Il termine Strena è in realtà una storpiatura di Strenia. Questo era il nome di una antica divinità Sabina, per l’appunto Strenia, di cui sappiamo veramente poco. Secondo alcuni storici, la parola vuol dire “salute“. Alla divinità era dedicato un altare nei pressi della Via Sacra a Roma, dove all’epoca vi avremmo potuto trovare un bosco. La divinità venne poi inglobata nella “religione Romana“, e per onorarla rimase, come usanza, un gesto semplice: andare nei pressi del suo altare, nel bosco, e prelevare da li dei rami degli alberi, da regalare poi ai conoscenti. Questo gesto simbolico era così radicato, che fù poi inglobato nella celebrazione dei Saturnali. E, se ci pensiamo bene, fino ai giorni nostri, con gli scambi dei regali di Natale.
Detto in altri termini, strina è sicuramente uno dei termini più antichi ancora in utilizzo nel nostro dialetto, ed in se racchiude il concetto stesso del periodo Natalizio. E’ veramente incredibile oltre che affascinante scoprire tutte queste informazioni da una sola, semplice parola 🙂
Oggi, la strina viene ancora cantata, accompagnata da tamburello, fisarmonica, mandolino, flauto, sazeri e, se vi va bene, zampogna. Tuttavia, è un’usanza quasi sconosciuta ai giovani, e viene celebrata solo in alcuni paesi dell’alto Crotonese, e sopratutto nel Cosentino (À Strìna Cusentìna va per nominata). Vi invito a ricercarla su internet.

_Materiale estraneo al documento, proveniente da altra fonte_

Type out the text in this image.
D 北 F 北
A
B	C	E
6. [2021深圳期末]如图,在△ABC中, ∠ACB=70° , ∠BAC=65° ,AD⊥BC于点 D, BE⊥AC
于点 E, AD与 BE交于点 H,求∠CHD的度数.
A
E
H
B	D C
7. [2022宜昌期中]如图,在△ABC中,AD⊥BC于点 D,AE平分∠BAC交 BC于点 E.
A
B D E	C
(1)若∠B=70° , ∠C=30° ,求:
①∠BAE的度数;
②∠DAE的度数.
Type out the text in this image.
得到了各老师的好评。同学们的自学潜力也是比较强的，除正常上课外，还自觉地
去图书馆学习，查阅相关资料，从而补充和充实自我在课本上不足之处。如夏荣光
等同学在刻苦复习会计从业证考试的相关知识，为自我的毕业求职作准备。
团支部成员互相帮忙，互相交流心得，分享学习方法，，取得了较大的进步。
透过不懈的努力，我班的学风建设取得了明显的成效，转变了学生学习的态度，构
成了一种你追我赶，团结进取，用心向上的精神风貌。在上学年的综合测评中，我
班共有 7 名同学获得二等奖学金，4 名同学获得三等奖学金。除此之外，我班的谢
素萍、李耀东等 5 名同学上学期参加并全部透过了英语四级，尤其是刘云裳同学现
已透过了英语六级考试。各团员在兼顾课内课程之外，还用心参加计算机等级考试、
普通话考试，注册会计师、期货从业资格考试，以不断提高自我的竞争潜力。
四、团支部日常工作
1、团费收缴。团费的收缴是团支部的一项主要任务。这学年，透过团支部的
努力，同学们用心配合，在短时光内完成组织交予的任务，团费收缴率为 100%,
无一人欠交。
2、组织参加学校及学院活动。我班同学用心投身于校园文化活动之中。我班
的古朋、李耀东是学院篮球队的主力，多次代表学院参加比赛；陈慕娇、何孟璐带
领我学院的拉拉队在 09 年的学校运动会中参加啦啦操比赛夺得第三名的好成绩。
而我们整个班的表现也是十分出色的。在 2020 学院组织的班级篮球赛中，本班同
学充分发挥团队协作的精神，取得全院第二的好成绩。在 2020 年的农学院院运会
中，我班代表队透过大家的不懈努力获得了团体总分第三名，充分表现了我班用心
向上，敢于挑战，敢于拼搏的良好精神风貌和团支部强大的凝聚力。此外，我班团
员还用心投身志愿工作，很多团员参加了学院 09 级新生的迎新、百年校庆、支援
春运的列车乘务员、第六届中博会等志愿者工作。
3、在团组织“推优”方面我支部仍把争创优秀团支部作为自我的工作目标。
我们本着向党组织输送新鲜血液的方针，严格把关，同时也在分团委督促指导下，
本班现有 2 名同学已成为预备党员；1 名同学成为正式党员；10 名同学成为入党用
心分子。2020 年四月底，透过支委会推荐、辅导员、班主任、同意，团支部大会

Il testo della strina è pressoché lo stesso in tutti i comuni, cambia giusto qualche parola (o qualche frase messa prima o dopo), ed ovviamente il dialetto nel quale viene cantata. Anche i tempi e le melodie sono più o meno gli stessi. Oggi, ovviamente, la strina si rifà alle figure religiose del Cristianesimo. Nel canto, viene elogiata Santa Maria (la Madonna), Sant’Anna (madre di Maria), San Pietro, Santa Rosa, Santa Caterina e San Francesco, e in alcuni casi si trova anche San Rocco e Sant’Antonio. Tuttavia, possono esistere anche altre varianti! Tutti gli elogi vengono descritti in uno scenario comune, i personaggi si trovano in cantina, a tavola, sulle scale. Ogni passo fà rima.
Il fatto di andare a trovare qualcuno per cantarli una strina, e portargli questa visione dei santi nella sua abitazione, era visto come un gesto buono, positivo, speranzoso, di buon auspicio. Daltronde, avere i santi in casa può portar male? All’epoca, anche questo era un regalo. Simbolico, ma pur sempre un regalo.
L’aver riscoperto questa antica tradizione, e tutta la sua storia, nascosta da anni ed anni di disinteresse, citando uno dei miei cantanti preferiti per rimanere in tema, “è il miglior premio che per me è concepito“.